By David Fickling
The argument that shareholder divestment campaigns don’t have a significant direct impact is probably right. Equity markets wouldn’t function without a diverse range of contrarian types with a high appetite for risk. To such investors, a major institution selling out of a cash-generative business like tobacco looks like an opportunity to buy at a discount.
It’s a different matter on the debt side, however. Indeed, there’s ample evidence that, contrary to Gates’s view, capital starvation is already rampant.

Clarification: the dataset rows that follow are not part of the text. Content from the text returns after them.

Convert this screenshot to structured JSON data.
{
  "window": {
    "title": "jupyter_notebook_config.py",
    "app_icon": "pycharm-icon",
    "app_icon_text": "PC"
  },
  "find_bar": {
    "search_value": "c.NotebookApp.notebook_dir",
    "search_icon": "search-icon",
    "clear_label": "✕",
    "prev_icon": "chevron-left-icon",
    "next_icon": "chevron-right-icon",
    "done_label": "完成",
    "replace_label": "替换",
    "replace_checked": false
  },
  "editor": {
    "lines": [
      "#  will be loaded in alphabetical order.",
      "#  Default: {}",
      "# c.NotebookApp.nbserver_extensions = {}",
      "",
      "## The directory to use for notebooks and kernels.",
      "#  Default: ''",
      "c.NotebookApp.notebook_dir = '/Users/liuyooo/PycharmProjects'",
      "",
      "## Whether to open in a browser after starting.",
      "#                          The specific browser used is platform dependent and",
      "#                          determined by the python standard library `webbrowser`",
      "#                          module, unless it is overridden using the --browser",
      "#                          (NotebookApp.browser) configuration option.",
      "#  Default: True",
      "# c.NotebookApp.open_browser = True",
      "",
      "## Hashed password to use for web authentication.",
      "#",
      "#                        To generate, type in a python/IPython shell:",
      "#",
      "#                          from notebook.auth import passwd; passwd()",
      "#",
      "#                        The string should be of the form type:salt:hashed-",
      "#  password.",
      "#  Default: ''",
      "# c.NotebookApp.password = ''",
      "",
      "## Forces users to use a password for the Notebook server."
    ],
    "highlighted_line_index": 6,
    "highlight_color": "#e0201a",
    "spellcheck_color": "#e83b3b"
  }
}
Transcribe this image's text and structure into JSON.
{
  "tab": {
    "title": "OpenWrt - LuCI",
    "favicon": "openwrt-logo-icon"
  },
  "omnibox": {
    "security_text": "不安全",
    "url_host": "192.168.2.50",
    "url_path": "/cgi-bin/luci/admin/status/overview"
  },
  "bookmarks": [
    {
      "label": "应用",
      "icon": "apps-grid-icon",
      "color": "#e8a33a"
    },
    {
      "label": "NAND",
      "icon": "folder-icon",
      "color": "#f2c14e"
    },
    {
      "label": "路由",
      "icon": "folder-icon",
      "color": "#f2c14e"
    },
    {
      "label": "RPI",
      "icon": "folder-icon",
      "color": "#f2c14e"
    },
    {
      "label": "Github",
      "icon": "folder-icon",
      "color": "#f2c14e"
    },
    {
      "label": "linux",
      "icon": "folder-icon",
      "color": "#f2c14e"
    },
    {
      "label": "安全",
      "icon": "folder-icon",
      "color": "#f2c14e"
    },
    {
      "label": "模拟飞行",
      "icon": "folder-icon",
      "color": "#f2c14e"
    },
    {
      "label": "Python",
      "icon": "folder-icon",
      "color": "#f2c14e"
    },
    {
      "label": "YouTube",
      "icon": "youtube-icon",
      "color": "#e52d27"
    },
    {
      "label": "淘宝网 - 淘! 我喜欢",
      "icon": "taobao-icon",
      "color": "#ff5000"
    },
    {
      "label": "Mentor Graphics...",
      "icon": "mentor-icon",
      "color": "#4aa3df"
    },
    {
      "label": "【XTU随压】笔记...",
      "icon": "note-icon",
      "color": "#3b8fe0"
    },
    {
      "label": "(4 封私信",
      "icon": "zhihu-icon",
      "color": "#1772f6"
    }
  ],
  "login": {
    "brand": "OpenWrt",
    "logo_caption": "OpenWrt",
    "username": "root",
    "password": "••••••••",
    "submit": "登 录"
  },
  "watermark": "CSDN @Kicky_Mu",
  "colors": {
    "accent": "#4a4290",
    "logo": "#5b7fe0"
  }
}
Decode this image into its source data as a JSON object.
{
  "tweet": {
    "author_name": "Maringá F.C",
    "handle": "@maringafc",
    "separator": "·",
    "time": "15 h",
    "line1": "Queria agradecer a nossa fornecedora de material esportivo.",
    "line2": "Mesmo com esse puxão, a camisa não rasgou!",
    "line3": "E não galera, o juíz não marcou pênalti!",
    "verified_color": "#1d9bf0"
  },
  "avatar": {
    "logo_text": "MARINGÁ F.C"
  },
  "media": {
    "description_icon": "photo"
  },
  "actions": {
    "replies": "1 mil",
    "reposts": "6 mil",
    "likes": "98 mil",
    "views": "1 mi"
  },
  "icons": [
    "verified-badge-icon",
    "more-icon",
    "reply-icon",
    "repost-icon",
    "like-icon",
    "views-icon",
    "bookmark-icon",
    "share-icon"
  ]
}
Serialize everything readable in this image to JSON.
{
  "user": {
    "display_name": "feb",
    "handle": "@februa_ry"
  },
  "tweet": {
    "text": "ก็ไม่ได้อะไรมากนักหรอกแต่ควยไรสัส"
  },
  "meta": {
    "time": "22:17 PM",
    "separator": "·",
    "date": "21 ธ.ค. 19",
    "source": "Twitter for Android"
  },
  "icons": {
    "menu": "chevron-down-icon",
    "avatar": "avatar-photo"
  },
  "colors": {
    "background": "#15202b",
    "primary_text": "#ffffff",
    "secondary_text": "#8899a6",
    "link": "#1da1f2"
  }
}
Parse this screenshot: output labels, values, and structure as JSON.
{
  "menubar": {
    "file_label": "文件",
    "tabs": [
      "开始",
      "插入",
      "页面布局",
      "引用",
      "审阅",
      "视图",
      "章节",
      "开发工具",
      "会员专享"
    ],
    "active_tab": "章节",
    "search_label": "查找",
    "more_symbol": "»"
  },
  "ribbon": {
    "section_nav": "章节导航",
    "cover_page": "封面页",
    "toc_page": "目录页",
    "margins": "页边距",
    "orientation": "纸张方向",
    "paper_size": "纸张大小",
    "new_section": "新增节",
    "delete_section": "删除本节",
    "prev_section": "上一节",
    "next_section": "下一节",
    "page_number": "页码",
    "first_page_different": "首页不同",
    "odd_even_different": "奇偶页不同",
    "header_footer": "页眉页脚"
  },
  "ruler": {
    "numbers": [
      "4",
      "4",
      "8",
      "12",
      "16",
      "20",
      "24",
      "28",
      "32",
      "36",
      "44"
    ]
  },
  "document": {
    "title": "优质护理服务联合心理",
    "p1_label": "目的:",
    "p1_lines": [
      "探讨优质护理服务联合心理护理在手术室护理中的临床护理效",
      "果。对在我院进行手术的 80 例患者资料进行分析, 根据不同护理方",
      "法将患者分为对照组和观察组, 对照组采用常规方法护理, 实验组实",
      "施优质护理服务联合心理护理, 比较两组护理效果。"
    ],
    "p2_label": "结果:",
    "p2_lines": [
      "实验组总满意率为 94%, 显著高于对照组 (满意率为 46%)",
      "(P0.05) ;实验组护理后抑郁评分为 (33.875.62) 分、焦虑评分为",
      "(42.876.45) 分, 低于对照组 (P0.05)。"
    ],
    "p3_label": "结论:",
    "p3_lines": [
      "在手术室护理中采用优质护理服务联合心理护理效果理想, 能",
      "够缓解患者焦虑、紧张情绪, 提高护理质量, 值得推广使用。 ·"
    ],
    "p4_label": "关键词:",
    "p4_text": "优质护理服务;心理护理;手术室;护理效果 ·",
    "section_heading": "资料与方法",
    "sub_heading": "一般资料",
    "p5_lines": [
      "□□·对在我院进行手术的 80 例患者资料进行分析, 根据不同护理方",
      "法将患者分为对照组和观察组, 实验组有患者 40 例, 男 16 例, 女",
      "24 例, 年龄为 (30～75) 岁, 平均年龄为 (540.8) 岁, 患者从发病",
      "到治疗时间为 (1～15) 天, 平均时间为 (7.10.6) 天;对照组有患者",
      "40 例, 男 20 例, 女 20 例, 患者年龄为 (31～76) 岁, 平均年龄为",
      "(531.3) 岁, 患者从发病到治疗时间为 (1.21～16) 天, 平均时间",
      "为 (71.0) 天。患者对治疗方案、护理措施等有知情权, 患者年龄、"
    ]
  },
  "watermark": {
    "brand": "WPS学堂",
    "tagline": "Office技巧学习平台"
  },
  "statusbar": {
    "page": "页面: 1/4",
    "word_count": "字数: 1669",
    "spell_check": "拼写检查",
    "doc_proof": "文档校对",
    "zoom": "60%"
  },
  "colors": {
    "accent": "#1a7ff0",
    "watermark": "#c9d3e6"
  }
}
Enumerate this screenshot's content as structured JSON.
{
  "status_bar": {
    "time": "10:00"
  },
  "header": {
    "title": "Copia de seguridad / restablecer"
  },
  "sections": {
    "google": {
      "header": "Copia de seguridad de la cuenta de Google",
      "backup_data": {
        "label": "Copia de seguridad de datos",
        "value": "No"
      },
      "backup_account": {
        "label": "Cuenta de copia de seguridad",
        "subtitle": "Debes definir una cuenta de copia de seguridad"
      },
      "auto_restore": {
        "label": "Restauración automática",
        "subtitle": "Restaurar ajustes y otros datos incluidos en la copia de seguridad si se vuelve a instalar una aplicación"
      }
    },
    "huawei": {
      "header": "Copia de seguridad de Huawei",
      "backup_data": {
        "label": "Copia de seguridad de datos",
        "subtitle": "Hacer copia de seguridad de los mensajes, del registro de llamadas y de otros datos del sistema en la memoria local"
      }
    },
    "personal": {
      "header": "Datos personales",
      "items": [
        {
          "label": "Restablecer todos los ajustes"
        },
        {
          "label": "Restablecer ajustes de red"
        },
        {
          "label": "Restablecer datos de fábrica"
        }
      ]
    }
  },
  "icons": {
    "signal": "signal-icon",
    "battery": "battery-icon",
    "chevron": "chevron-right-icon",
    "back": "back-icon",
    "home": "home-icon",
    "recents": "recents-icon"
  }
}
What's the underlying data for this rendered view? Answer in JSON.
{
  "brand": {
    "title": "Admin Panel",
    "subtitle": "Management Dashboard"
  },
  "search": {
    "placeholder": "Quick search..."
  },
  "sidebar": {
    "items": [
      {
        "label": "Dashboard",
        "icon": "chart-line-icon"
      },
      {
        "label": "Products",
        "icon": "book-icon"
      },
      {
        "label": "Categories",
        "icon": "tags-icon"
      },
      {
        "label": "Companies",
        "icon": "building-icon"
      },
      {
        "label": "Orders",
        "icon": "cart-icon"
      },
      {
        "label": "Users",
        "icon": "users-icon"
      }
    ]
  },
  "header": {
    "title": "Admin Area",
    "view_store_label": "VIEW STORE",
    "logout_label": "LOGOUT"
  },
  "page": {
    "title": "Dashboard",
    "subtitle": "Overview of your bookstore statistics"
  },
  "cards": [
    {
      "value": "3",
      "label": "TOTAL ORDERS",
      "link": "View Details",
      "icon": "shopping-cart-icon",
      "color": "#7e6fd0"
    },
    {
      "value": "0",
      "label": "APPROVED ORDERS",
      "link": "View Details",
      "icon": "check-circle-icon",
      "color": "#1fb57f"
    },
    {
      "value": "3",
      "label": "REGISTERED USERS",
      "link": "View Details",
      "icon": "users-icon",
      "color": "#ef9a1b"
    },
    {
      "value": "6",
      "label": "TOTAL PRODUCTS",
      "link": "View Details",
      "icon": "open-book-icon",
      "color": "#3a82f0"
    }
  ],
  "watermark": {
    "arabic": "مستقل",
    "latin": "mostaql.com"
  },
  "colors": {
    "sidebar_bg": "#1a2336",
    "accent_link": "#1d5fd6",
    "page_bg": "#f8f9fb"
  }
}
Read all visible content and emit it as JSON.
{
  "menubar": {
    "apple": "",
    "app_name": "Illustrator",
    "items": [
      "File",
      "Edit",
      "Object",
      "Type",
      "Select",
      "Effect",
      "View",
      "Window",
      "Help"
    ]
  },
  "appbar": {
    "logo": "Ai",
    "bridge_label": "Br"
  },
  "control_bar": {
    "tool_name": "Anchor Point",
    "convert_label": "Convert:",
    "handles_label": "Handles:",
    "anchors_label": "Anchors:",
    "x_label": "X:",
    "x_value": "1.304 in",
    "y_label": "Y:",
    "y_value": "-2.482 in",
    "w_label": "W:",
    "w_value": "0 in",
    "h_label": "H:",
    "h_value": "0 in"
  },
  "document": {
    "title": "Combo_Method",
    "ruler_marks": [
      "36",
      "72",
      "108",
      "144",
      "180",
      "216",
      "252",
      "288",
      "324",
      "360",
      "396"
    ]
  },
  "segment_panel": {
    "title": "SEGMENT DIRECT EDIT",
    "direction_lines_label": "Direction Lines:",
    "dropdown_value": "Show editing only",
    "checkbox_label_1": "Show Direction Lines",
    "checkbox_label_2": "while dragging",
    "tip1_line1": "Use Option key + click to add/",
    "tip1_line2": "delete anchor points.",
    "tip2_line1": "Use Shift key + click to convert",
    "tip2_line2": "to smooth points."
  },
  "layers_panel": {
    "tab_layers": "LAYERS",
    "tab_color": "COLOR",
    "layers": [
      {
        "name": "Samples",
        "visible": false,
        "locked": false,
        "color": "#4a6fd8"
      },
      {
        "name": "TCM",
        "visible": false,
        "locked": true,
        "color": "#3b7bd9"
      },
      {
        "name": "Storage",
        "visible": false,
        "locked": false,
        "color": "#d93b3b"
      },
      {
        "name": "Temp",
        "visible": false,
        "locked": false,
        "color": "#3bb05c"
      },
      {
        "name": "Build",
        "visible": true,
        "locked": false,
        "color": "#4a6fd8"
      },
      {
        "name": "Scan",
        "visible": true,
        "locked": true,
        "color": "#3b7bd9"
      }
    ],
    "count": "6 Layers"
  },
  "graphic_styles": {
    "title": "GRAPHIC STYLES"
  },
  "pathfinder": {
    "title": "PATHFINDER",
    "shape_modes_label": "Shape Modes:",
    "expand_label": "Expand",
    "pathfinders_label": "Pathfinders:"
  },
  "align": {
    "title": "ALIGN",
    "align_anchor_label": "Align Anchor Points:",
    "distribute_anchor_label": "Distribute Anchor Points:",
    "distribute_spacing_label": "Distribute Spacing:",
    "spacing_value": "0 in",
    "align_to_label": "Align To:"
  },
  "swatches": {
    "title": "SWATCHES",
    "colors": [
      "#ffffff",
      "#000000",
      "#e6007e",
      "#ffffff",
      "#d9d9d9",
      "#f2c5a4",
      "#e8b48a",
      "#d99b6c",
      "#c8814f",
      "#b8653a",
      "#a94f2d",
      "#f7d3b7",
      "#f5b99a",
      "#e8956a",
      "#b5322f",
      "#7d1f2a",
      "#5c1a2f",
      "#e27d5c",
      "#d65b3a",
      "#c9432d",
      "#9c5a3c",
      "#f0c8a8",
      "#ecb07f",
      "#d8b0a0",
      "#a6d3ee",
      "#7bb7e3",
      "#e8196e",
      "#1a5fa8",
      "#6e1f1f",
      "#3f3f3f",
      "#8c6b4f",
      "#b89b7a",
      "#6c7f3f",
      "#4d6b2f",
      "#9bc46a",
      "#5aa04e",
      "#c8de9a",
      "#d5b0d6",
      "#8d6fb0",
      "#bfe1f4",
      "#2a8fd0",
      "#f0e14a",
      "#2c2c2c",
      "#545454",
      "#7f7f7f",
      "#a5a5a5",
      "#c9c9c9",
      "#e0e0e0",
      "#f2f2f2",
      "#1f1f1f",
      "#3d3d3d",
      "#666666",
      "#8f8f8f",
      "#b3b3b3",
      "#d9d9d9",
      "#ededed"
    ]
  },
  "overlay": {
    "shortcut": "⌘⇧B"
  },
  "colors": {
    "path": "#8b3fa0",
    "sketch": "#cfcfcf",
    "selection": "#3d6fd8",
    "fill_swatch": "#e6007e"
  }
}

“Coal power plant financing is very challenging,” Dharma Djojonegoro, deputy chief executive officer of Indonesian generator PT Adaro Power, told Reuters in June. “In South Africa, out of the four biggest banks, three have stated that they won’t be funding us,” the former chief executive of generator Eskom Holdings SOC Ltd., Phakamani Hadebe, told a conference the previous month. The withdrawal of coal finance was raising the cost of funding, the chief executive of Polish generator Enea SA told shareholders in May. Adani Enterprises Ltd. has promised to self-fund a controversial Australian coal mine after local banks refused to stump up the cash.
Why should things be so different when it comes to debt?
The equity market is kept alive by a large array of investors who like nothing better than to make a quick return by challenging the conventional wisdom, and don’t mind racking up a few losses as long as their better trades leave them ahead at the end of the quarter. Most debt investors are different — risk-averse, fearful of downsides, and more likely to follow the herd.
For the syndicated loans that most companies use to fund their day-to-day operations, it’s rare to have more than a dozen banks on the ticket. Bonds are a bit more diverse, especially at the high-yield end — but more cautious players such as insurers and pension funds still have the largest chunk of the U.S. corporate fixed-income market.
In this more circumspect corner of the capital markets, even investors who don’t have a problem with fossil-fuel finance may wind up backing out for fear of being left stranded by the retreat of other players, according to Fitch Ratings Inc.
“As the pool of investors willing to lend to coal projects diminishes,” the cost of debt issuance and refinancing rates could be affected “over concerns that other lenders will not be forthcoming,” the credit company’s macro research affiliate wrote in a May report.
Energy is already the highest-risk end of the bond market, with option-adjusted spreads — a measure of the extra return demanded by lenders over the government bond rate — well above other sectors.
Even the debt binge that drove sovereign yields below zero across Europe this year has failed to set the market alight. Issuance of non-yuan debt by upstream and integrated oil and gas companies and coal producers is running 15% below its 2017 peak year-to-date, compared to a 32% increase in overall corporate bond issuance, according to data compiled by Bloomberg. As a share of total corporate issuance, the fossil-fuel extraction sector is running at its lowest levels since 2005, the data show.
Gates’s history makes him peculiarly ill-suited to understand how damaging debt divestment can be. Microsoft Corp. funded its growth from earnings rather than loans, and has held net cash in every fiscal year since 1990, in part because software is about the most capital-light industry that’s ever been invented. Over the past decade, a dollar of fixed assets has been sufficient to produce $15.23 of revenue at the median software company, according to data compiled by Bloomberg.
One common factor of most sin stocks is that they’re also relatively capital-light. Tobacco companies generate $3.68 of revenue for each dollar of fixed assets, and even aerospace and defense companies achieve $4.45, according to Bloomberg’s data. Resource extraction couldn’t be more different: Over the same period, a dollar has produced just 63 cents of revenue for coal, oil and gas. That makes these companies unusually vulnerable to changes in the appetites of lenders.
At present, more than 100 financial institutions have put restrictions on their funding for thermal coal, and 41 insurers have divested from or restricted their coverage of the sector.
The little coal financing activity that’s still going on is largely dependent on government support from China, Japan and South Korea. State investors already account for 77% of coal power finance in Asia, and it’s increasingly likely that withdrawal of more investors could result in a “domino effect within the industry,” according to Fitch.
Don’t underestimate how quickly that could change things. Finance is the lifeblood of business. Cut off its flow, and the heart won’t keep beating for long.